シャンデリアの眩い光が、着飾った貴族たちの宝石やドレスを照らし、きらきらと乱反射している。誰もが笑顔で語らう華やかな会場の中心で、今、一つの茶番劇が繰り広げられていた。
「エリアーナ・フォン・リッテンハイム! 君はなんと嫉妬深く陰湿な人間なのだ!」
高らかに響く声の主は、このエルベライト王国の王太子にして、私の婚約者であるジークハルト・フォン・エルベライト殿下。その腕には、今にも泣き出しそうな子鹿のように、可憐な少女が守られていた。
彼女こそ、乙女ゲーム『光の乙女と七人の騎士』のヒロイン、リリアだ。
「リリアが聖なる力に目覚めて以来、君は彼女に数々の嫌がらせをしてきた! 教科書を隠し、ドレスを汚し、挙句の果てには階段から突き落とそうとするなど……断じて許されることではない!」
ジークハルト殿下の糾弾に、周囲の貴族たちが「まあ、なんてこと」「公爵令嬢ともあろう方が」と囁き合う。
うんうん、シナリオ通り。完璧な流れだわ。
内心で安堵のため息をつく私、エリアーナ・フォン・リッテンハイムは、悲劇の悪役令嬢を完璧に演じきっていた。少しだけ目を見開き、唇をわななかせる。けれど決して涙は見せない。プライドの高い公爵令嬢らしい、絶妙な塩梅で。
(やった……! ついにこの日が来た!)
幼い頃、高熱を出したのをきっかけに、ここが乙女ゲームの世界で、自分が悪役令嬢だと気づいてから、この断罪イベントをどれだけ待ち望んだことか。
前世の私は、日本の大学で農学を研究する女子大生だった。来る日も来る日も土と作物を相手に研究に没頭し、気づけば過労でぽっくり逝ってしまったらしい。そんな私が転生したのが、このきらびやかだが窮屈で虚飾にまみれた貴族社会。正直、うんざりだった。
だから、この断罪イベントは私にとって破滅ではなく解放なのだ。
ゲームのシナリオによれば、私はここで婚約破棄され、領地の片田舎にある修道院へ幽閉される……はずだった。けれど、私は少しだけシナリオに手を加えた。リリアへの嫌がらせを原作よりほんの少しだけ悪質に見せかけ、『修道院への幽閉』から『領地の最果てへの追放』へと罰則をランクアップさせることに成功したのだ。
そう、全ては穏やかで自由なスローライフのため!
私がここで下手に反論すれば、話がこじれてしまう。一番の近道は、このまま悪役令嬢の汚名を甘んじて受け入れること。私は完璧な淑女の仮面を被り、一切の弁明もせず、ただ静かにジークハルト殿下の言葉が続くのを待った。

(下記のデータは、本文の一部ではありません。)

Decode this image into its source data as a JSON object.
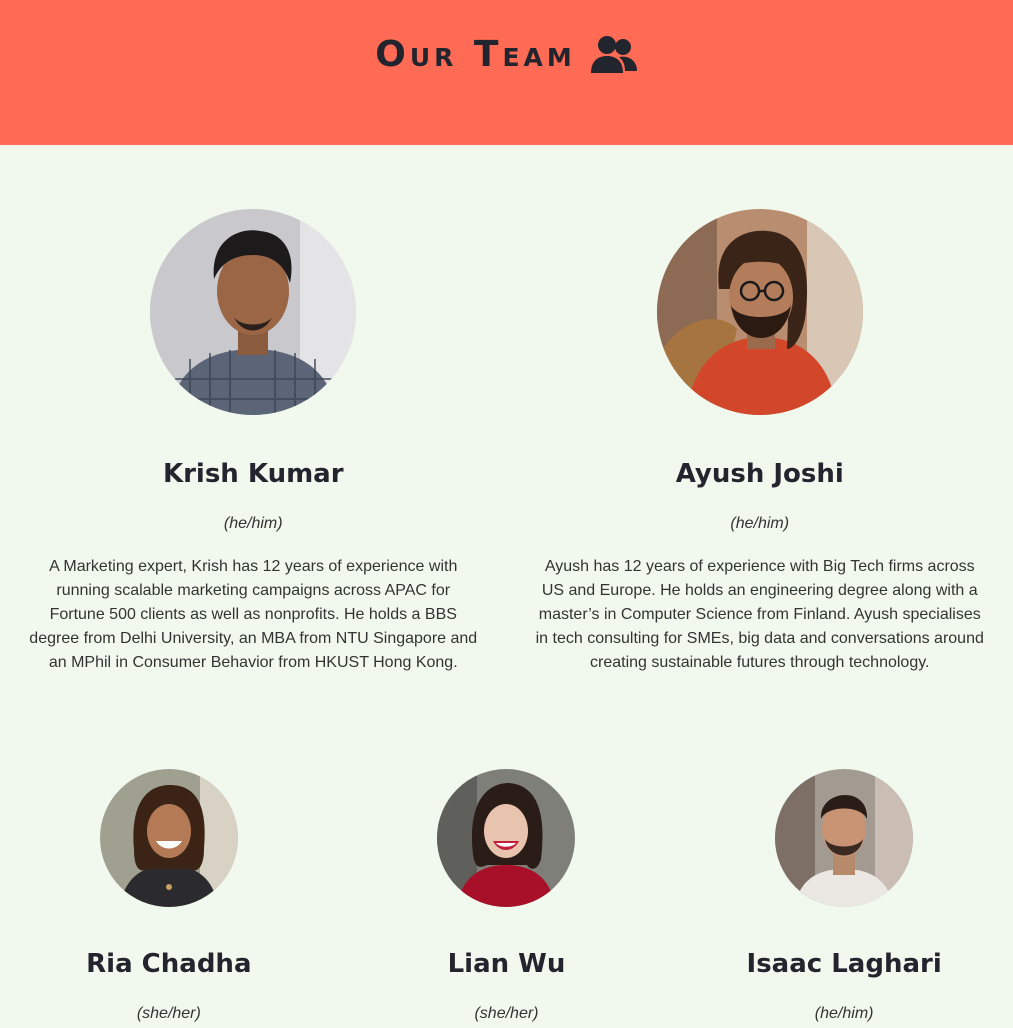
{
  "header": {
    "title": "Our Team",
    "icon": "users-icon",
    "background": "#ff6b54"
  },
  "team_top": [
    {
      "name": "Krish Kumar",
      "pronoun": "(he/him)",
      "bio": "A Marketing expert, Krish has 12 years of experience with running scalable marketing campaigns across APAC for Fortune 500 clients as well as nonprofits. He holds a BBS degree from Delhi University, an MBA from NTU Singapore and an MPhil in Consumer Behavior from HKUST Hong Kong."
    },
    {
      "name": "Ayush Joshi",
      "pronoun": "(he/him)",
      "bio": "Ayush has 12 years of experience with Big Tech firms across US and Europe. He holds an engineering degree along with a master’s in Computer Science from Finland. Ayush specialises in tech consulting for SMEs, big data and conversations around creating sustainable futures through technology."
    }
  ],
  "team_bottom": [
    {
      "name": "Ria Chadha",
      "pronoun": "(she/her)"
    },
    {
      "name": "Lian Wu",
      "pronoun": "(she/her)"
    },
    {
      "name": "Isaac Laghari",
      "pronoun": "(he/him)"
    }
  ],
  "colors": {
    "accent": "#ff6b54",
    "page_background": "#f1f9ee",
    "text": "#22252e"
  }
}
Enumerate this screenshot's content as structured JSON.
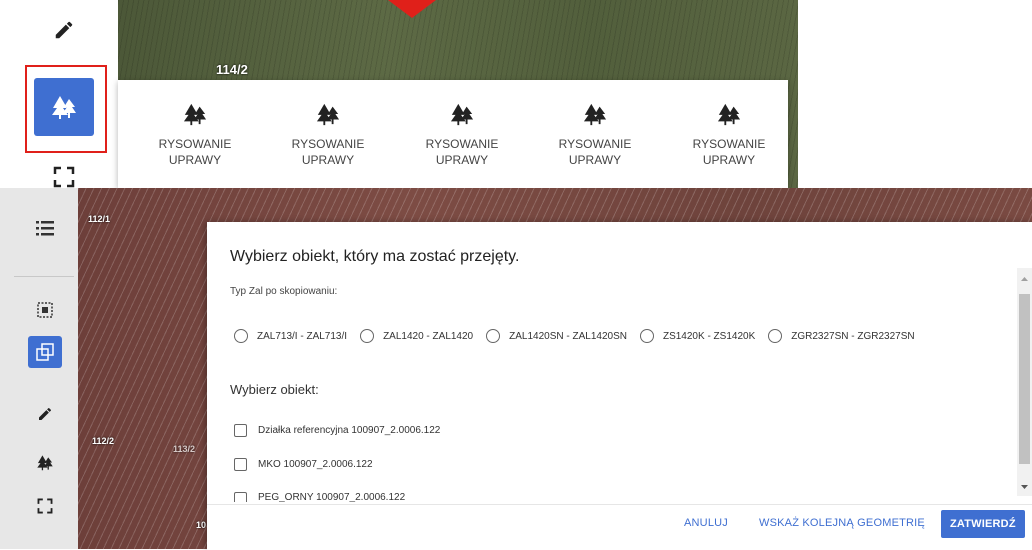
{
  "top_panel": {
    "map_label": "114/2",
    "draw_items": [
      {
        "line1": "RYSOWANIE",
        "line2": "UPRAWY"
      },
      {
        "line1": "RYSOWANIE",
        "line2": "UPRAWY"
      },
      {
        "line1": "RYSOWANIE",
        "line2": "UPRAWY"
      },
      {
        "line1": "RYSOWANIE",
        "line2": "UPRAWY"
      },
      {
        "line1": "RYSOWANIE",
        "line2": "UPRAWY"
      }
    ],
    "tools": [
      "pencil-icon",
      "forest-icon",
      "select-rectangle-icon"
    ],
    "accent": "#3f6fd1",
    "highlight_color": "#e0201a"
  },
  "map": {
    "parcel_labels": [
      "112/1",
      "112/2",
      "113/2",
      "10"
    ]
  },
  "sidebar": {
    "items": [
      "list-icon",
      "select-area-icon",
      "copy-geometry-icon",
      "pencil-icon",
      "forest-icon",
      "select-rectangle-icon"
    ]
  },
  "dialog": {
    "title": "Wybierz obiekt, który ma zostać przejęty.",
    "type_label": "Typ Zal po skopiowaniu:",
    "radio_options": [
      "ZAL713/I - ZAL713/I",
      "ZAL1420 - ZAL1420",
      "ZAL1420SN - ZAL1420SN",
      "ZS1420K - ZS1420K",
      "ZGR2327SN - ZGR2327SN"
    ],
    "object_section": "Wybierz obiekt:",
    "objects": [
      "Działka referencyjna 100907_2.0006.122",
      "MKO 100907_2.0006.122",
      "PEG_ORNY 100907_2.0006.122"
    ],
    "buttons": {
      "cancel": "ANULUJ",
      "next_geometry": "WSKAŻ KOLEJNĄ GEOMETRIĘ",
      "confirm": "ZATWIERDŹ"
    }
  }
}
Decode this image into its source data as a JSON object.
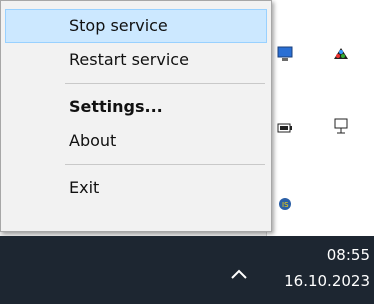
{
  "menu": {
    "items": [
      {
        "label": "Stop service",
        "highlighted": true
      },
      {
        "label": "Restart service"
      },
      {
        "label": "Settings...",
        "bold": true
      },
      {
        "label": "About"
      },
      {
        "label": "Exit"
      }
    ]
  },
  "taskbar": {
    "time": "08:55",
    "date": "16.10.2023",
    "chevron_icon": "chevron-up-icon"
  },
  "tray_icons": [
    "monitor-icon",
    "paint-icon",
    "battery-icon",
    "network-icon",
    "tray-app-icon"
  ]
}
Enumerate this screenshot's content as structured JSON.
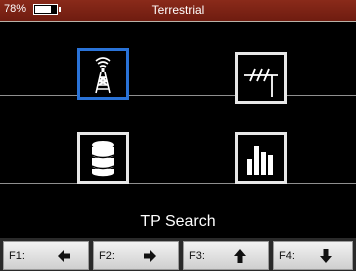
{
  "status": {
    "battery_percent": "78%",
    "battery_level": 0.78,
    "title": "Terrestrial"
  },
  "menu": {
    "items": [
      {
        "name": "antenna-tower",
        "icon": "antenna-tower-icon",
        "selected": true
      },
      {
        "name": "antenna",
        "icon": "antenna-icon",
        "selected": false
      },
      {
        "name": "database",
        "icon": "database-icon",
        "selected": false
      },
      {
        "name": "bar-graph",
        "icon": "bar-chart-icon",
        "selected": false
      }
    ],
    "selected_label": "TP Search"
  },
  "fkeys": [
    {
      "label": "F1:",
      "icon": "arrow-left-icon"
    },
    {
      "label": "F2:",
      "icon": "arrow-right-icon"
    },
    {
      "label": "F3:",
      "icon": "arrow-up-icon"
    },
    {
      "label": "F4:",
      "icon": "arrow-down-icon"
    }
  ],
  "colors": {
    "status_bar": "#7a2414",
    "selection": "#2a73d8",
    "background": "#000000"
  }
}
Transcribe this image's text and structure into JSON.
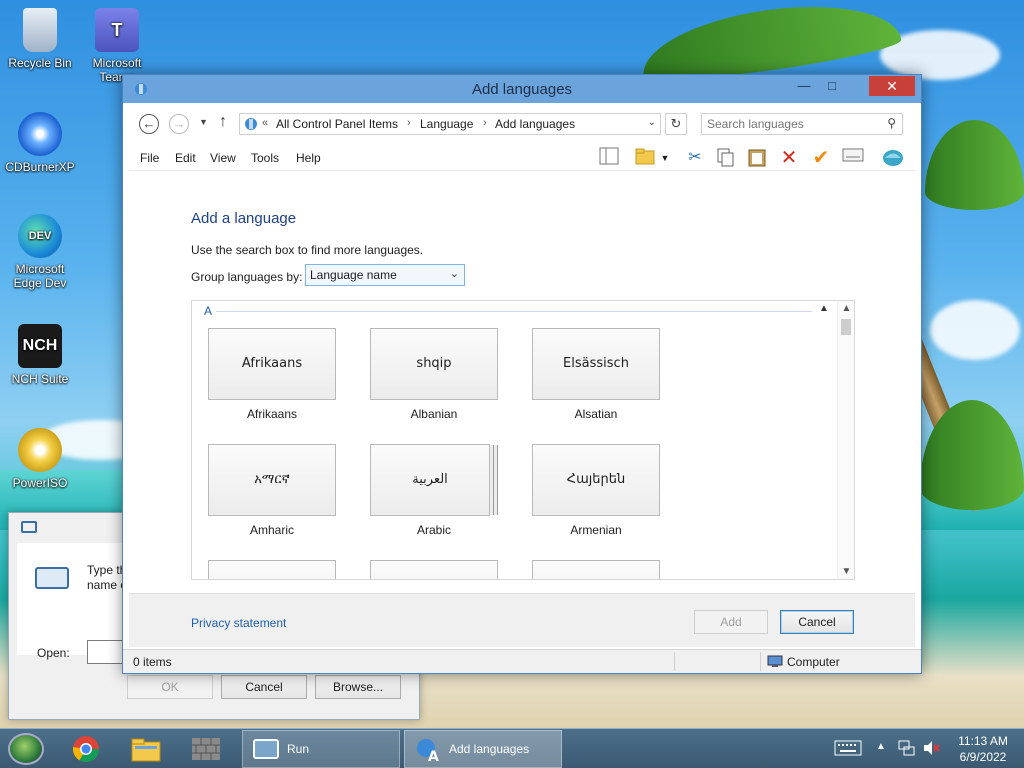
{
  "desktop": {
    "icons": [
      {
        "label": "Recycle Bin"
      },
      {
        "label": "Microsoft Teams"
      },
      {
        "label": "CDBurnerXP"
      },
      {
        "label": "Microsoft Edge Dev"
      },
      {
        "label": "NCH Suite"
      },
      {
        "label": "PowerISO"
      }
    ]
  },
  "run_dialog": {
    "text": "Type the name of a program, folder, document, or Internet resource",
    "open_label": "Open:",
    "ok_label": "OK",
    "cancel_label": "Cancel",
    "browse_label": "Browse..."
  },
  "window": {
    "title": "Add languages",
    "minimize": "—",
    "maximize": "□",
    "close": "✕",
    "breadcrumb_prefix": "«",
    "breadcrumbs": [
      "All Control Panel Items",
      "Language",
      "Add languages"
    ],
    "search_placeholder": "Search languages",
    "menu": [
      "File",
      "Edit",
      "View",
      "Tools",
      "Help"
    ],
    "toolbar_icons": [
      "layout-icon",
      "folder-icon",
      "cut-icon",
      "copy-icon",
      "paste-icon",
      "delete-icon",
      "check-icon",
      "properties-icon",
      "shell-icon"
    ]
  },
  "content": {
    "heading": "Add a language",
    "hint": "Use the search box to find more languages.",
    "group_by_label": "Group languages by:",
    "group_by_value": "Language name",
    "group_header": "A",
    "languages": [
      {
        "native": "Afrikaans",
        "name": "Afrikaans"
      },
      {
        "native": "shqip",
        "name": "Albanian"
      },
      {
        "native": "Elsässisch",
        "name": "Alsatian"
      },
      {
        "native": "አማርኛ",
        "name": "Amharic"
      },
      {
        "native": "العربية",
        "name": "Arabic"
      },
      {
        "native": "Հայերեն",
        "name": "Armenian"
      }
    ]
  },
  "footer": {
    "privacy_link": "Privacy statement",
    "add_label": "Add",
    "cancel_label": "Cancel"
  },
  "statusbar": {
    "items": "0 items",
    "location": "Computer"
  },
  "taskbar": {
    "tasks": [
      {
        "label": "Run"
      },
      {
        "label": "Add languages"
      }
    ],
    "time": "11:13 AM",
    "date": "6/9/2022"
  }
}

勝ち誇った顔で私を見下ろすリリアの瞳の奥に、一瞬だけ計算高い光が宿ったのを、私は見逃さない。彼女もまた、この日を待ち望んでいたのだろう。平民の自分が王太子の隣に立つために。
やがて、ジークハルト殿下は最後の宣告を口にした。
「エリアーナ・フォン・リッテンハイム! 貴様との婚約は、ただ今をもって破棄する! そして聖女リリアへの悪行の罰として、貴様をリッテンハイム公爵領の最果ての地へ追放する!」
(待ってました!)
心の中でガッツポーズをしながら、私はこれ以上ないほど優雅に、深く、深くカーテシーをしてみせる。「殿下のご英断、謹んでお受けいたしますわ」とでも言いたげな、完璧な礼を。
そのあまりに堂々とした予想外の態度に、ジークハルト殿下も、勝ち誇っていたリリアも、そしてざわついていた周囲の貴族たちも、皆一様に困惑の表情を浮かべていた。何故この女は泣き叫んだり弁明したりしないのだ、と。
ふふ、あなたたちの物語はここから始まるのでしょうけれど、私の物語もここから始まるのよ。あなたたちとは全く別の、土と作物と、穏やかな日々に満ちた、素晴らしい物語が。
壇上の隅で、父であるアルベルト・リッテンハイム公爵が、冷徹な表情で私を見つめていた。けれど、その瞳の奥にほんの一瞬だけ、誰も知らない苦悩の色が浮かんだのを、私は確かに感じ取っていた。
こうして、私の輝かしい社交界からの追放劇の幕は、計画通りに上がったのだった。